Perhaps most importantly, the team emphasized that there is no AI strategy without an API or data strategy. WellSky found significant value in Google Cloud's native integration between the Vertex AI platform and database services like BigQuery, as well as healthcare-specific services like FHIR stores. This seamless integration between AI capabilities and underlying data infrastructure proved essential for their implementation.
## Production Operations Considerations
The case study reveals several mature LLMOps practices:
- Monitoring and auditing infrastructure for detecting abnormal events in production
- Incident management procedures for responding to issues
- Tooling designed to support model updates and prompt engineering changes without system disruption
- Integration with existing healthcare data infrastructure (FHIR, BigQuery)

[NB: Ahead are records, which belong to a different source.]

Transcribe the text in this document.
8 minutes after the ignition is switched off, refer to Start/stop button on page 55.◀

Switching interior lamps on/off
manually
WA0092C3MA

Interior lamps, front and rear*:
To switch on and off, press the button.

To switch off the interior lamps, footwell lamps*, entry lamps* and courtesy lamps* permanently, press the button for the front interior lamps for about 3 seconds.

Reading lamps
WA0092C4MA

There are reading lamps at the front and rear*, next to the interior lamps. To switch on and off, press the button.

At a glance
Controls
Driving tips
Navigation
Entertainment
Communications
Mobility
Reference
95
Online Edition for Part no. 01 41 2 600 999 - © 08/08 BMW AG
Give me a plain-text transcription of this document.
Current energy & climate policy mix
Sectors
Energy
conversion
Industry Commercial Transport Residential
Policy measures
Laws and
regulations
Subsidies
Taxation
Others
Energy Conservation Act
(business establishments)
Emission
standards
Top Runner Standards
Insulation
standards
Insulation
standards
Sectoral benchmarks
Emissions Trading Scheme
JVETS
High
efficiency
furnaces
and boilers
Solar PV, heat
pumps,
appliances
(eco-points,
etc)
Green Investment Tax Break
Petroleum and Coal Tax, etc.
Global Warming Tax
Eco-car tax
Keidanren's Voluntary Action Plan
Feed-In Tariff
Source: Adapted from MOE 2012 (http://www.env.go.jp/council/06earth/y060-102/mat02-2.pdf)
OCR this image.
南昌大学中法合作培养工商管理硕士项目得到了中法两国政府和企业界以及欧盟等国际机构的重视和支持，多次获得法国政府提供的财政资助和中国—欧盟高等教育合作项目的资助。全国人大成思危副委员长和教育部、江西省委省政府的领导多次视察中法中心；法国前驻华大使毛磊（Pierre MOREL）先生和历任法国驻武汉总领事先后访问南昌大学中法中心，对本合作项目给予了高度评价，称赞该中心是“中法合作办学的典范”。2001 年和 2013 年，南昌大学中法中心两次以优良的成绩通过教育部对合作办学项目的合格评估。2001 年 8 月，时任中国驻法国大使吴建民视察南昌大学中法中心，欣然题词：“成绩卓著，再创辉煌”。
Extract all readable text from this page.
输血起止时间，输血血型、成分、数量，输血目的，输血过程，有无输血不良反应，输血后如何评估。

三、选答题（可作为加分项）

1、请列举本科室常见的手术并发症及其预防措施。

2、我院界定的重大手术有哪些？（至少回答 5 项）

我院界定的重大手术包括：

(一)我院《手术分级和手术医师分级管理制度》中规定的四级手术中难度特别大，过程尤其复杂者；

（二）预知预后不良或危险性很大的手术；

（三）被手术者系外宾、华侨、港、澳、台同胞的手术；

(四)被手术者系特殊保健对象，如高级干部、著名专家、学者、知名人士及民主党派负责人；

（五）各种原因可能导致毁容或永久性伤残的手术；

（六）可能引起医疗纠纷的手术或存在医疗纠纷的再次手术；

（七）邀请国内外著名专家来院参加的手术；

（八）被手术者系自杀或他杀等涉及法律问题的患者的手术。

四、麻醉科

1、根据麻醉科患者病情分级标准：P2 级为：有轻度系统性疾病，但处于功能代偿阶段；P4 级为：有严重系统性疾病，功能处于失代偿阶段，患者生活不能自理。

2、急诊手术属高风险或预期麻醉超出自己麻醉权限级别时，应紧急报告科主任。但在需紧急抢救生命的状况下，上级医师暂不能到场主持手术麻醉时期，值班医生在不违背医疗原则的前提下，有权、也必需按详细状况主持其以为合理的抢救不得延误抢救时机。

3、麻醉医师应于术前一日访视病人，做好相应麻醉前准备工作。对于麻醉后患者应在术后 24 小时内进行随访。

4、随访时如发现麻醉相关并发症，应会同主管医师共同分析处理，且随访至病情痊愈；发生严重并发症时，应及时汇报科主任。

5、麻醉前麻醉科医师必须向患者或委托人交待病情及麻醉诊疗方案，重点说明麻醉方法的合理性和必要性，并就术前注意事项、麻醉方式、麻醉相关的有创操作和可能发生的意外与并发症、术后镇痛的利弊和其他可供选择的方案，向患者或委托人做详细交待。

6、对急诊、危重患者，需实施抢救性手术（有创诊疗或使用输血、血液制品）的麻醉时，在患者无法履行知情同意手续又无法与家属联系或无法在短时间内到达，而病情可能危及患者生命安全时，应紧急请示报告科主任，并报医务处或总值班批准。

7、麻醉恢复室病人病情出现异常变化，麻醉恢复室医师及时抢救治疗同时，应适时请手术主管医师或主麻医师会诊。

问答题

- A governance framework that spans the entire development and deployment lifecycle
While specific metrics on production performance were not shared, the structured approach to building reusable components and establishing governance frameworks suggests WellSky is positioning themselves for scaled AI deployment across their product portfolio, not just a single use case.
## Critical Assessment
While the presentation highlights the thoughtful approach WellSky took to implementing generative AI, a few caveats are worth noting. The presentation was made in a partnership context with Google, so there is inherent promotional motivation. Specific quantitative outcomes (reduction in documentation time, error rates, user satisfaction) were not provided—the solution appears to still be in early stages or limited rollout.
The emphasis on responsible AI governance and evidence citation requirements suggests strong awareness of the risks inherent in healthcare AI, though the actual effectiveness of these controls in preventing harmful outputs remains to be demonstrated through broader deployment. The admission that client readiness varies widely also suggests potential challenges in achieving widespread adoption.
Overall, this case study represents a thoughtful approach to deploying LLMs in a high-stakes healthcare environment, with particular attention to governance, grounding, and operational considerations that are essential for responsible production deployment.